Which fields are encrypted and signed? - AWS Database Encryption SDK
Encrypting attribute valuesSigning the item

Which fields are encrypted and signed?

Our client-side encryption library was renamed to the AWS Database Encryption SDK. This developer guide still provides information on the DynamoDB Encryption Client.

The AWS Database Encryption SDK for DynamoDB is a client-side encryption library designed especially for Amazon DynamoDB applications. Amazon DynamoDB stores data in tables, which are a collection of items. Each item is a collection of attributes. Each attribute has a name and a value. The AWS Database Encryption SDK for DynamoDB encrypts the values of attributes. Then, it calculates a signature over the attributes. You can specify which attribute values to encrypt and which to include in the signature.

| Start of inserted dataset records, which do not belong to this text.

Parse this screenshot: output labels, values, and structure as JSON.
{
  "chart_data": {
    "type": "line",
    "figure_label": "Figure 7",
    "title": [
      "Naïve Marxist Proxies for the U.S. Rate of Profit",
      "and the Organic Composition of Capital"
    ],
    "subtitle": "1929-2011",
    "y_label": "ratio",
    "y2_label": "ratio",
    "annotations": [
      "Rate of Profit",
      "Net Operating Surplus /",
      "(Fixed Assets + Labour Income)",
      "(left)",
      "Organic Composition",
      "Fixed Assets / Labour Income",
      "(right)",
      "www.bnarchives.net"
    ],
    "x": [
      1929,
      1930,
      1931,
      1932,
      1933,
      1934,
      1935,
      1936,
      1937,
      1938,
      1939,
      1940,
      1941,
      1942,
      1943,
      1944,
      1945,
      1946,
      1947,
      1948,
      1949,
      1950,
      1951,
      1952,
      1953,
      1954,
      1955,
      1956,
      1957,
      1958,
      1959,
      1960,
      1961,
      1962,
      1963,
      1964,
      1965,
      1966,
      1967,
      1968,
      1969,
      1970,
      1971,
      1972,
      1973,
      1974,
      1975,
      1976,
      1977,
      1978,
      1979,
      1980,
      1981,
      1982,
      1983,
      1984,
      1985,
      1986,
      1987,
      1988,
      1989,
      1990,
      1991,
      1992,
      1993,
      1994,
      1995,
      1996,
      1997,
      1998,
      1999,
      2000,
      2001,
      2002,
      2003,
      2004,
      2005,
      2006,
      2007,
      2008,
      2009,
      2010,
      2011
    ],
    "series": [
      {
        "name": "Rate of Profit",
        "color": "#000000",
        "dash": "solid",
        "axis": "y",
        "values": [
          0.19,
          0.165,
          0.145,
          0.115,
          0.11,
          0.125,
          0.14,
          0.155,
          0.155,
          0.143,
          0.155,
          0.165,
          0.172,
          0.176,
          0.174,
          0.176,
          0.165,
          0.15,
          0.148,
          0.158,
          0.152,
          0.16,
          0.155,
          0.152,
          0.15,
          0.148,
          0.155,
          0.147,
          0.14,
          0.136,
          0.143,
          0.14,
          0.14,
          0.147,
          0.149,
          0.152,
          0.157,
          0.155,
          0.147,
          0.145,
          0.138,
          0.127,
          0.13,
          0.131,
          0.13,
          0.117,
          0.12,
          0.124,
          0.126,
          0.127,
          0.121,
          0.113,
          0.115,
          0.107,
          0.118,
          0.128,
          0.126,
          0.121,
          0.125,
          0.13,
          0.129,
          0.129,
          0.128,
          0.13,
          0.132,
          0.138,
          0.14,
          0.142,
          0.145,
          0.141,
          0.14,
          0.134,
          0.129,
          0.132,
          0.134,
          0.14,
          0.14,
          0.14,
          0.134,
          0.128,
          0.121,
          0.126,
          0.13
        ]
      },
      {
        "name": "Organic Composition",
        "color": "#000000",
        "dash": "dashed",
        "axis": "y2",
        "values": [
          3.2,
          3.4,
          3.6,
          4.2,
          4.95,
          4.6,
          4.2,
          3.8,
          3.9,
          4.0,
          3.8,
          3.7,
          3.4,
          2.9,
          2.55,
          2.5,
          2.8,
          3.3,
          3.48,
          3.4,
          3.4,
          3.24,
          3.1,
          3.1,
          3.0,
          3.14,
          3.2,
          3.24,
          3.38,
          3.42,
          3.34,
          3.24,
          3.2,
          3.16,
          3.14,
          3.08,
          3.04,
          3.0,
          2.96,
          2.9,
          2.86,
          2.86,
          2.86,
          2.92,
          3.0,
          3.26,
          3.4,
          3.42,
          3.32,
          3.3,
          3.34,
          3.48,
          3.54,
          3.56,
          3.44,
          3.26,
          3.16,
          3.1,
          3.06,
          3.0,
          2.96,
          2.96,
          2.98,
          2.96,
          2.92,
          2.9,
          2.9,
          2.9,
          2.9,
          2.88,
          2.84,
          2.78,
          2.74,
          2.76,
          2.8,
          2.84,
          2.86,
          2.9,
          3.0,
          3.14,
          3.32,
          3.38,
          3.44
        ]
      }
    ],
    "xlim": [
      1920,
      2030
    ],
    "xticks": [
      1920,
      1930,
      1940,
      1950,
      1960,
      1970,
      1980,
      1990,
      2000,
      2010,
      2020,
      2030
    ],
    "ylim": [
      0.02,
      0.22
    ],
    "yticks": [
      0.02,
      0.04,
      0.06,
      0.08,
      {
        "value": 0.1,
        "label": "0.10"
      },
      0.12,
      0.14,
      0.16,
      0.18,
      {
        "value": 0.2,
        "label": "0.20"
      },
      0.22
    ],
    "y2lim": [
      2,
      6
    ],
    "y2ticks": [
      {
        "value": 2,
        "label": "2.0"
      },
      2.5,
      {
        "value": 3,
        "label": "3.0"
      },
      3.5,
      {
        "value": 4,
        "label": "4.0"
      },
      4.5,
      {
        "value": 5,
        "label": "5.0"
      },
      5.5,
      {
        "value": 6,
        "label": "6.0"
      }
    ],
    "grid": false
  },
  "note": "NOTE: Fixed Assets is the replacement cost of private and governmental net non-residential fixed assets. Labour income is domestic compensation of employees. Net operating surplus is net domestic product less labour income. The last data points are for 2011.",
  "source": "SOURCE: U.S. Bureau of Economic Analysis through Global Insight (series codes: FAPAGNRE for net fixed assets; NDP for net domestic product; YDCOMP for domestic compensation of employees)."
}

Encryption protects the confidentiality of the attribute value. Signing provides integrity of all signed attributes and their relationship to each other, and provides authentication. It enables you to detect unauthorized changes to the item as a whole, including adding or deleting attributes, or substituting one encrypted value for another.

In an encrypted item, some data remains in plaintext, including the table name, all attribute names, the attribute values that you don't encrypt, the names and values of the primary key (partition key and sort key) attributes, and the attribute types. Do not store sensitive data in these fields.

For more information on how the AWS Database Encryption SDK for DynamoDB works, see How the AWS Database Encryption SDK works.

Note

All mentions of attribute actions in the AWS Database Encryption SDK for DynamoDB topics refer to cryptographic actions.

Encrypting attribute values

The AWS Database Encryption SDK for DynamoDB encrypts the values (but not the attribute name or type) of the attributes that you specify. To determine which attribute values are encrypted, use attribute actions.

For example, this item includes example and test attributes.

'example': 'data',
'test': 'test-value',
...

If you encrypt the example attribute, but don't encrypt the test attribute, the results look like the following. The encrypted example attribute value is binary data, instead of a string.

'example': Binary(b"'b\x933\x9a+s\xf1\xd6a\xc5\xd5\x1aZ\xed\xd6\xce\xe9X\xf0T\xcb\x9fY\x9f\xf3\xc9C\x83\r\xbb\\"),
'test': 'test-value'
...

The primary key attributes—partition key and sort key—of each item must remain in plaintext because DynamoDB uses them to find the item in the table. They should be signed, but not encrypted.

The AWS Database Encryption SDK for DynamoDB identifies the primary key attributes for you and ensures that their values are signed, but not encrypted. And, if you identify your primary key and then try to encrypt it, the client will throw an exception.

The client stores the material description in a new attribute (aws_dbe_head) that it adds to the item. The material description describes how the item was encrypted and signed. The client uses this information to verify and decrypt the item. The field that stores the material description is not encrypted.

Signing the item

After encrypting the specified attribute values, the AWS Database Encryption SDK for DynamoDB calculates Hash-Based Message Authentication Codes (HMACs) and a digital signature over the canonicalization of the material description, encryption context, and each field marked ENCRYPT_AND_SIGN, SIGN_ONLY, or SIGN_AND_INCLUDE_IN_ENCRYPTION_CONTEXT in the attribute actions. ECDSA signatures are enabled by default, but are not required. The client stores the HMACs and signatures in a new attribute (aws_dbe_foot) that it adds to the item.